В Штатах Лангедока было обычным делом, когда третье сословие покидало собственный корпус, чтобы голосовать вместе с дворянами и епископами, поскольку устоявшееся влияние аристократии, продолжавшее преобладать в их мнениях и нравах, довлело над ними. Но здесь неизбежно происходило обратное; и третье сословие закономерно оказывалось в большинстве, даже если количество его собственных представителей оставалось прежним.
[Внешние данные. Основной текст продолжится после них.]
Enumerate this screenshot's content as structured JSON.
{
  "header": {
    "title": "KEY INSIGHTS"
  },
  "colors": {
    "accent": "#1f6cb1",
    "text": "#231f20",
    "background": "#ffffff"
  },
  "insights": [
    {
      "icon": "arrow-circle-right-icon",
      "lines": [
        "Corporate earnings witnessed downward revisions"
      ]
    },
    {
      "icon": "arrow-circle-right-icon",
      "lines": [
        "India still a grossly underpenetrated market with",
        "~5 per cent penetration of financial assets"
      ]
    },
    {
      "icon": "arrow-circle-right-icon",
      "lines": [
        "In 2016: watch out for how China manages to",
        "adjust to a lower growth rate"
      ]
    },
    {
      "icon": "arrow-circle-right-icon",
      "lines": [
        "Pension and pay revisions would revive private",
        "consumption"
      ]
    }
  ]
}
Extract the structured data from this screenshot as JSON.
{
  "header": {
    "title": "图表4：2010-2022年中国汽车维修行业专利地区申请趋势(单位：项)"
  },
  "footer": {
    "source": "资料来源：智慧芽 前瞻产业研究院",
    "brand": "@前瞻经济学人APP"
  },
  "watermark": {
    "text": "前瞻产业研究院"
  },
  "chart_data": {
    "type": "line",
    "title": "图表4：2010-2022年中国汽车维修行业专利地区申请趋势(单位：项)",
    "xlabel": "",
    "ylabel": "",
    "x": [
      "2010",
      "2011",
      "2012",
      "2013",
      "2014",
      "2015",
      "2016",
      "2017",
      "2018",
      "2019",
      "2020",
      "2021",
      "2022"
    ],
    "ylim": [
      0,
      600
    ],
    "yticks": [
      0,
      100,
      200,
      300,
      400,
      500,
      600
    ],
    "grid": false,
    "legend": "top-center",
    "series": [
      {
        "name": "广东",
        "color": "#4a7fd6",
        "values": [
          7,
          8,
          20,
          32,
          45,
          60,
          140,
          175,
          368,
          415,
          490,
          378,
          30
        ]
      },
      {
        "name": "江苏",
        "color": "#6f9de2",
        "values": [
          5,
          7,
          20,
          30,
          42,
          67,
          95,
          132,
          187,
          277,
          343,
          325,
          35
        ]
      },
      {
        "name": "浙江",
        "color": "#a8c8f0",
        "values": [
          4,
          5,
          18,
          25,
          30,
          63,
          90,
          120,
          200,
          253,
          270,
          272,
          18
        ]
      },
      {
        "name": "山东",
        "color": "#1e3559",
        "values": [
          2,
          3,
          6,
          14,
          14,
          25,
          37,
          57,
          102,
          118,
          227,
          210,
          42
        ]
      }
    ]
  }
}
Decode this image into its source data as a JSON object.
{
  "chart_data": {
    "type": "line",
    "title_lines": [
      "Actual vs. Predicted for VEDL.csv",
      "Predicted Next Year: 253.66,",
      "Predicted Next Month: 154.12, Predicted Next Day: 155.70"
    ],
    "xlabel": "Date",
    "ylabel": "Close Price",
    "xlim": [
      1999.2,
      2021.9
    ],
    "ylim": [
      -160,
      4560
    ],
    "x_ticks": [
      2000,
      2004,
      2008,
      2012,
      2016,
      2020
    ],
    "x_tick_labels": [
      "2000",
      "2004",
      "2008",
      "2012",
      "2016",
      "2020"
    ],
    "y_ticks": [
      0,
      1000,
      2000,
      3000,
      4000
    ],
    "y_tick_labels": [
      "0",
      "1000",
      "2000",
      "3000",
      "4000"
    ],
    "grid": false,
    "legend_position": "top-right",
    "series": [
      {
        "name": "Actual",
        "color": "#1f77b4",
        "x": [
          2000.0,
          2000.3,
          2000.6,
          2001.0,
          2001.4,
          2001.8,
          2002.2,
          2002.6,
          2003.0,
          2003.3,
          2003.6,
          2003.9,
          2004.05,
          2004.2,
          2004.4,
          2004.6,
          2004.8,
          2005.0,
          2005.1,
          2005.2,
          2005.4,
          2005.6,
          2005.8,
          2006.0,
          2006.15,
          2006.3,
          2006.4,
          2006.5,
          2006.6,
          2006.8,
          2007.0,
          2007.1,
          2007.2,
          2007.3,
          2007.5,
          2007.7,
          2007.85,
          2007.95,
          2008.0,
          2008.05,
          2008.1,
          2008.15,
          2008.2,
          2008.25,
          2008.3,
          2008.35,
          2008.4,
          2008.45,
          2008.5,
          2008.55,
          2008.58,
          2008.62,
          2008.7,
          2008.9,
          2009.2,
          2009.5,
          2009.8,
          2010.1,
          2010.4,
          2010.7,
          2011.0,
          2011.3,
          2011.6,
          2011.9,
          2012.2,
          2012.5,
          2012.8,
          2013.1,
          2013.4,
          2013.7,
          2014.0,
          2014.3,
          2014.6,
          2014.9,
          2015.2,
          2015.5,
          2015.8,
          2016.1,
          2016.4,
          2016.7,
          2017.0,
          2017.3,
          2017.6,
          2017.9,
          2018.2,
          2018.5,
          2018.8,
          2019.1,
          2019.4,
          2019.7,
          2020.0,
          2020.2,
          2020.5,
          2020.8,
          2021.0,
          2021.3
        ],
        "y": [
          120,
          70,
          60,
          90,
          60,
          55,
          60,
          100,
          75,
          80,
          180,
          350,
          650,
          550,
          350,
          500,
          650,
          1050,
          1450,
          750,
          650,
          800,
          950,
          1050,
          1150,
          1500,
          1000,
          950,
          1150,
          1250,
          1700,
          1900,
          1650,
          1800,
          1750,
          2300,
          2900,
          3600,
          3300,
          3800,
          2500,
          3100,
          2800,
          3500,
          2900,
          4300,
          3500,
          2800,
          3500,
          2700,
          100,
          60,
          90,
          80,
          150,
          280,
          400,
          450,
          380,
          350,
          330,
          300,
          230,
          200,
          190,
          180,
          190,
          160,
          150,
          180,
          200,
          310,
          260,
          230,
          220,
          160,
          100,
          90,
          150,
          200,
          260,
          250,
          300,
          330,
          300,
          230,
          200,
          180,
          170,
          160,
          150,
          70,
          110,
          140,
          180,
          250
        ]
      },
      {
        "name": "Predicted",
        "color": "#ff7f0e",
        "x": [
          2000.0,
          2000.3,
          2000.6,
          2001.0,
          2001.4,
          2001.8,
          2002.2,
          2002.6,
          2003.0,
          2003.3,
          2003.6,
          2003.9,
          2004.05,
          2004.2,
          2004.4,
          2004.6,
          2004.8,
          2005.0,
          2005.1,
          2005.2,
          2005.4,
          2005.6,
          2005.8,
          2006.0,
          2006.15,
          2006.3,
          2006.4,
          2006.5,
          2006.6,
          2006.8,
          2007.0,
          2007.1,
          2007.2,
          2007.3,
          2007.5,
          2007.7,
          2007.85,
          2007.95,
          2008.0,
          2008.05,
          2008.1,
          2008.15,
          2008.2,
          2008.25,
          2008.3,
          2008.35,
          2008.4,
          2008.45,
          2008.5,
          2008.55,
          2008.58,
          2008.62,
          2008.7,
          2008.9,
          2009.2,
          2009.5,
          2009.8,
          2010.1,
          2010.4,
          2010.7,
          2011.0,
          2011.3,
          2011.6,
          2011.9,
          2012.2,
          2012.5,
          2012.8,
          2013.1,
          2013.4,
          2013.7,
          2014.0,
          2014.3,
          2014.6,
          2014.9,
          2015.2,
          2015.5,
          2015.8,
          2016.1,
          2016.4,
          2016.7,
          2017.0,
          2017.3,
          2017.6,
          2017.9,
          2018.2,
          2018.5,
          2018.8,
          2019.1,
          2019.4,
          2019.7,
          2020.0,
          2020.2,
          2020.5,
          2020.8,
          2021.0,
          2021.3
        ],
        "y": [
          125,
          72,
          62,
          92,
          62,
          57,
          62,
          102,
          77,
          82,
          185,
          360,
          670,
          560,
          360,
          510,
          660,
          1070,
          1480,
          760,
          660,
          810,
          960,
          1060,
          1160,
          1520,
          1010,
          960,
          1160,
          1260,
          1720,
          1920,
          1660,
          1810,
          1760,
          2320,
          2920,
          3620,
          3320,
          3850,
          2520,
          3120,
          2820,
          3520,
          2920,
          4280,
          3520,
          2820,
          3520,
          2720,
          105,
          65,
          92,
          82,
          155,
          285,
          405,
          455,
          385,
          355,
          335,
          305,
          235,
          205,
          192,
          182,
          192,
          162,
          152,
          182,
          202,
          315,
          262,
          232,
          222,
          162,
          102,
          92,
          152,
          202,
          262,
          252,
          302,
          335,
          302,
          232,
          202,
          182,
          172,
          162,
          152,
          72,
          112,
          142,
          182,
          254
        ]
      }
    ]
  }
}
Действия подобной партии в Собрании неизбежно носили бы не просто преобладающий, но и бурный характер; ведь она неминуемо встретила бы там все то, что способно волновать человеческие страсти. Заставить партии уживаться в конфликте противоположных мнений — задача не из легких. Но заключить на одной арене уже сформировавшиеся, полностью организованные политические тела, каждое со своим особым происхождением, прошлым, традициями, специфическими обычаями, духом корпоративности, — расставить их порознь, лицом к лицу друг с другом и заставить вести непрекращающиеся прения без какого-либо связующего звена между ними — значит провоцировать не дискуссию, а войну.

Более того, это большинство, воспаленное собственными страстями и страстями своих противников, обладало всемогуществом. Ничто не могло — не скажу остановить, но даже замедлить его движения; ибо не осталось ничего, способного его сдержать, кроме власти короны, уже разоруженной и неминуемо обреченной уступить напору единственного Собрания, сплотившегося против нее.

Это означало не постепенное смещение баланса сил, а его переворот. Это означало не предоставление третьему сословию доли в непомерных правах аристократии, а внезапную передачу безграничной власти в другие руки — оставление управления делами на откуп одной страсти, одной идее, одному интересу. Это была не реформа, а революция. Мунье, который единственный среди реформаторов того времени, казалось, четко уяснил для себя, чего именно он желает добиться и каковы условия регулярного и свободного правления, — Мунье, разделивший в своем проекте правления три сословия, тем не менее выступал за их объединение по той причине, что прежде всего требовалось собрание для уничтожения остатков старой конституции, всех особых привилегий и всех местных вольностей, чего никогда нельзя было бы достичь с Верхней палатой, составленной из дворянства и духовенства.

Казалось бы, во всяком случае, что удвоение числа голосов третьего сословия и слияние трех сословий в единый орган должны были представлять собой неразделимые вопросы; ибо к чему увеличивать число представителей третьего сословия, если эта ветвь Собрания должна дебатировать и голосовать отдельно от двух других?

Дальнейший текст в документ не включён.